For data management, ontologies and FAIR convert a recurring, expensive project into a permanent asset. Without them, every time you want to combine the bioreactor history, the chromatography results, and the release tests for one batch, someone writes throwaway code to reconcile mismatched names, units, and IDs β€” and rewrites it when a system changes. With a shared ontology, those datasets already speak one language; with FAIR, they are already findable, retrievable, and richly enough described to trust. The integration stops being a heroic data-archaeology effort and becomes a query. That is the difference between data you have and data you can actually use.

In the real world​

This is not theory waiting for adopters. BFO is a published ISO/IEC standard [4]; RDF 1.1, OWL 2, and SHACL are settled W3C recommendations that run production knowledge graphs across industries [7][8][9]; and the OBO-then-IOF lineage shows the council-governed model working at scale since the mid-2000s [2][6]. In biopharma specifically, the BMIC council released the IOF biopharmaceutical-manufacturing ontologies publicly in November 2025, and the Allotrope AFO already grounds vendor-neutral lab data β€” chromatography and mass-spectrometry results from instruments such as Agilent and Shimadzu analytical systems can be exported into the Allotrope Data Format and read with one shared meaning regardless of which vendor produced them. The U.S. NIIMBL institute and its Big Data Program β€” the real-time manufacturing-data and ontology work behind the IOF Biopharma release β€” sit exactly here: getting instruments, labs, and partners not merely connected but semantically aligned and FAIR, so a number measured once means the same thing everywhere it travels.

Key terms​

  • Ontology β€” a formal, shared, machine-readable model of what exists in a domain and how it relates.
  • Class / instance / relation / axiom β€” a category of thing; a concrete member; a connection between things; a logical rule that constrains and enables reasoning.
  • RDF (triple, knowledge graph) β€” the W3C model representing facts as subject–predicate–object triples that link into a graph.
  • OWL β€” the W3C Web Ontology Language, which adds formal logic so reasoners can infer facts and find contradictions.
  • SHACL β€” the W3C Shapes Constraint Language, which validates whether an RDF graph meets required-content rules.
  • Upper / foundational ontology β€” a small, domain-neutral vocabulary of the most general categories that everything specializes.
  • BFO (Basic Formal Ontology, ISO/IEC 21838-2) β€” the standardized upper ontology splitting reality into continuants and occurrents.
  • OBO Foundry β€” the biomedical community whose coordinated, principle-based ontology model inspired the industrial equivalent.
  • IOF (Industrial Ontologies Foundry) / IOF Core β€” the manufacturing ontology suite modeled on OBO, with a BFO-aligned mid-level core.
  • IOF biopharmaceutical-manufacturing ontologies β€” the biopharma domain specialization of the IOF stack, developed by the BMIC working groups and publicly released in 2025.
  • BMIC (Biopharmaceutical Manufacturing Industry Council) β€” in this book's usage, the governance body that develops and stewards the IOF biopharmaceutical-manufacturing ontologies; a council, not the ontology itself.
  • AFO (Allotrope Foundation Ontologies) β€” ontologies giving analytical laboratory data one vendor-agnostic meaning.
  • FAIR (Findable, Accessible, Interoperable, Reusable) β€” principles making data usable by machines; FAIR is not the same as open.
  • Machine-actionability β€” the property of being usable by computers with minimal human intervention.

Where this leads​

We now have the full kit: connected systems, trustworthy records, governed semantics, and FAIR data that machines can find, combine, and trust.

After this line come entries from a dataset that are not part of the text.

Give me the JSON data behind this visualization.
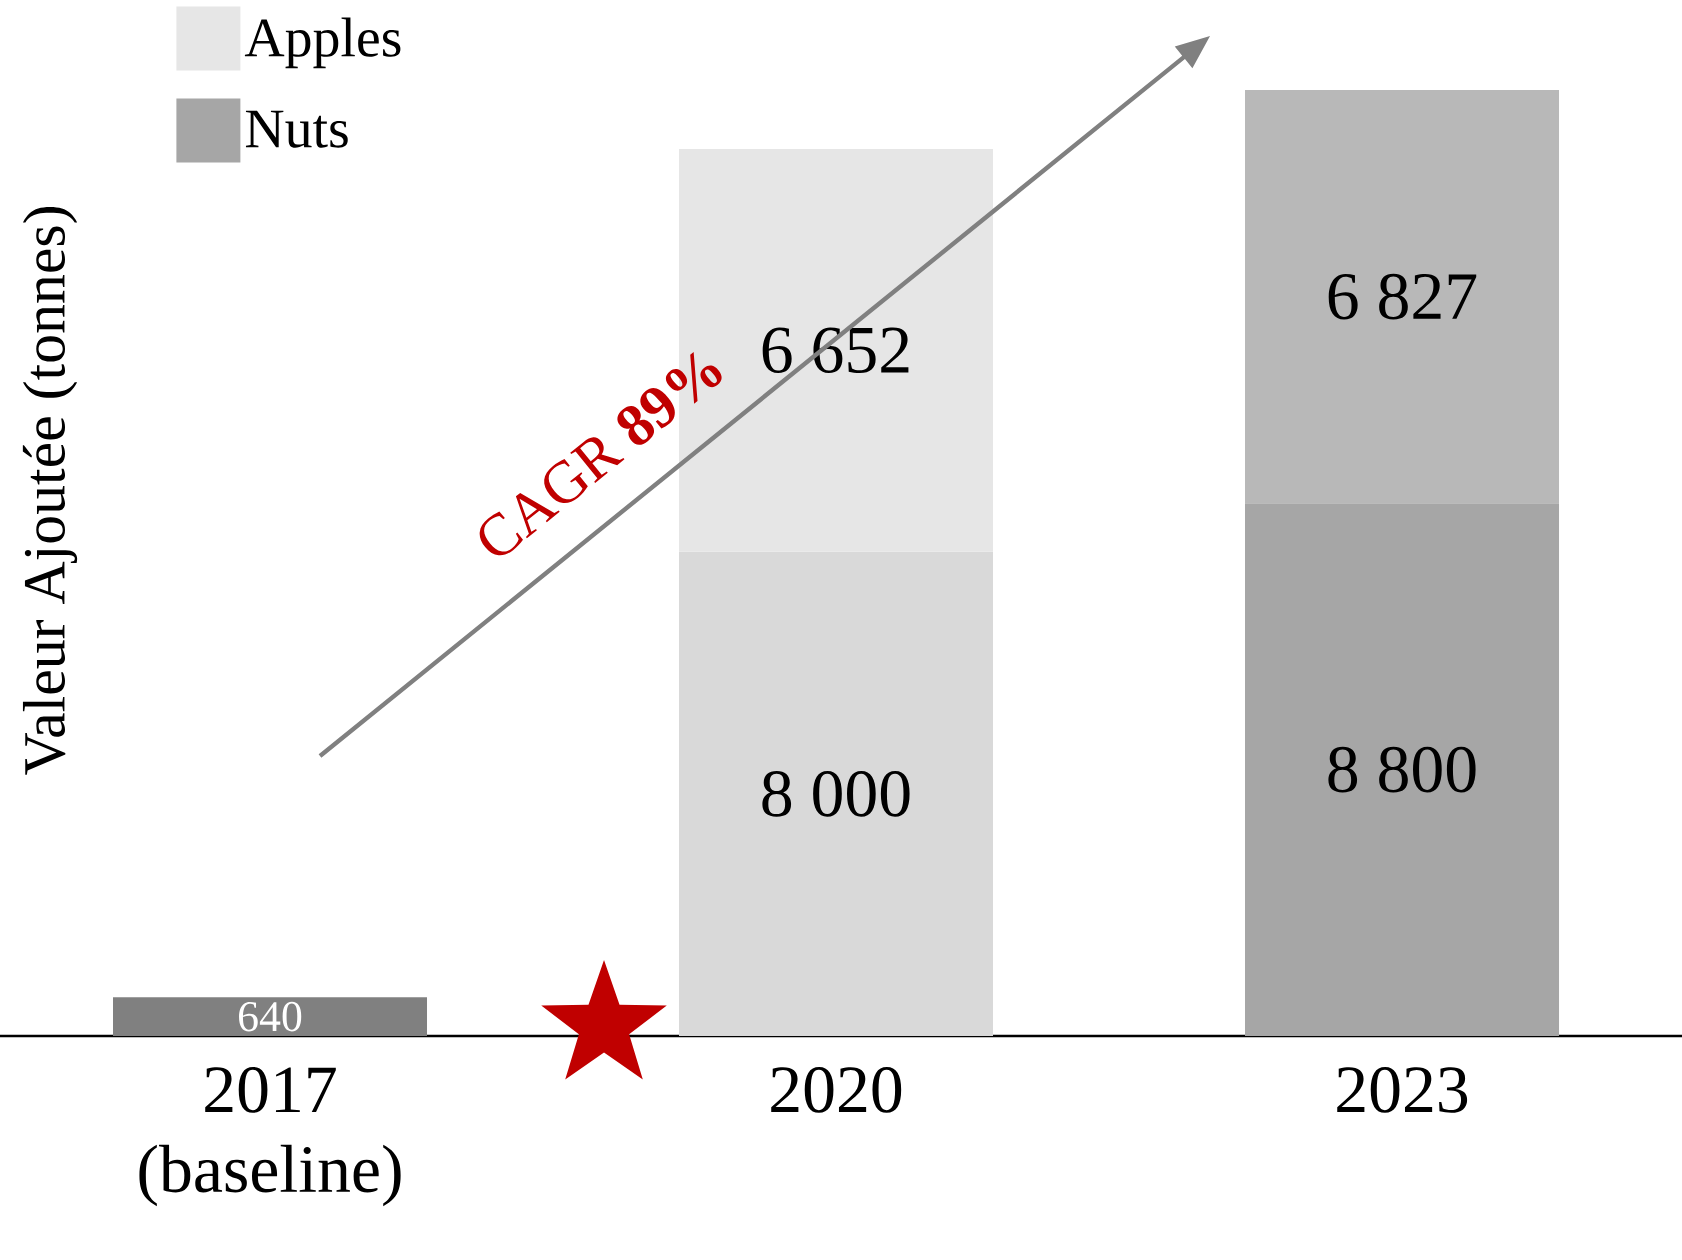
{
  "chart_data": {
    "type": "bar",
    "stacked": true,
    "ylabel": "Valeur Ajoutée (tonnes)",
    "categories": [
      "2017 (baseline)",
      "2020",
      "2023"
    ],
    "series": [
      {
        "name": "Nuts",
        "color": "#a6a6a6",
        "colors": [
          "#808080",
          "#d9d9d9",
          "#a6a6a6"
        ],
        "values": [
          640,
          8000,
          8800
        ],
        "value_labels": [
          "640",
          "8 000",
          "8 800"
        ]
      },
      {
        "name": "Apples",
        "color": "#e6e6e6",
        "colors": [
          "#808080",
          "#e6e6e6",
          "#b8b8b8"
        ],
        "values": [
          null,
          6652,
          6827
        ],
        "value_labels": [
          null,
          "6 652",
          "6 827"
        ]
      }
    ],
    "legend": "top left",
    "annotations": [
      "CAGR **89%**"
    ]
  }
}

The next chapter, The Digital Thread and the Digital Twin, shows what becomes possible once that connected, semantic data is woven across the entire product lifecycle. The digital thread is one continuous, traceable record stitched from design to patient; the digital twin is a living, data-fed model of the process that mirrors and predicts the real thing. Both are not new technologies so much as consequences β€” they only work because everything in the prior chapters, ending with the ontologies and FAIR principles of this one, is finally in place.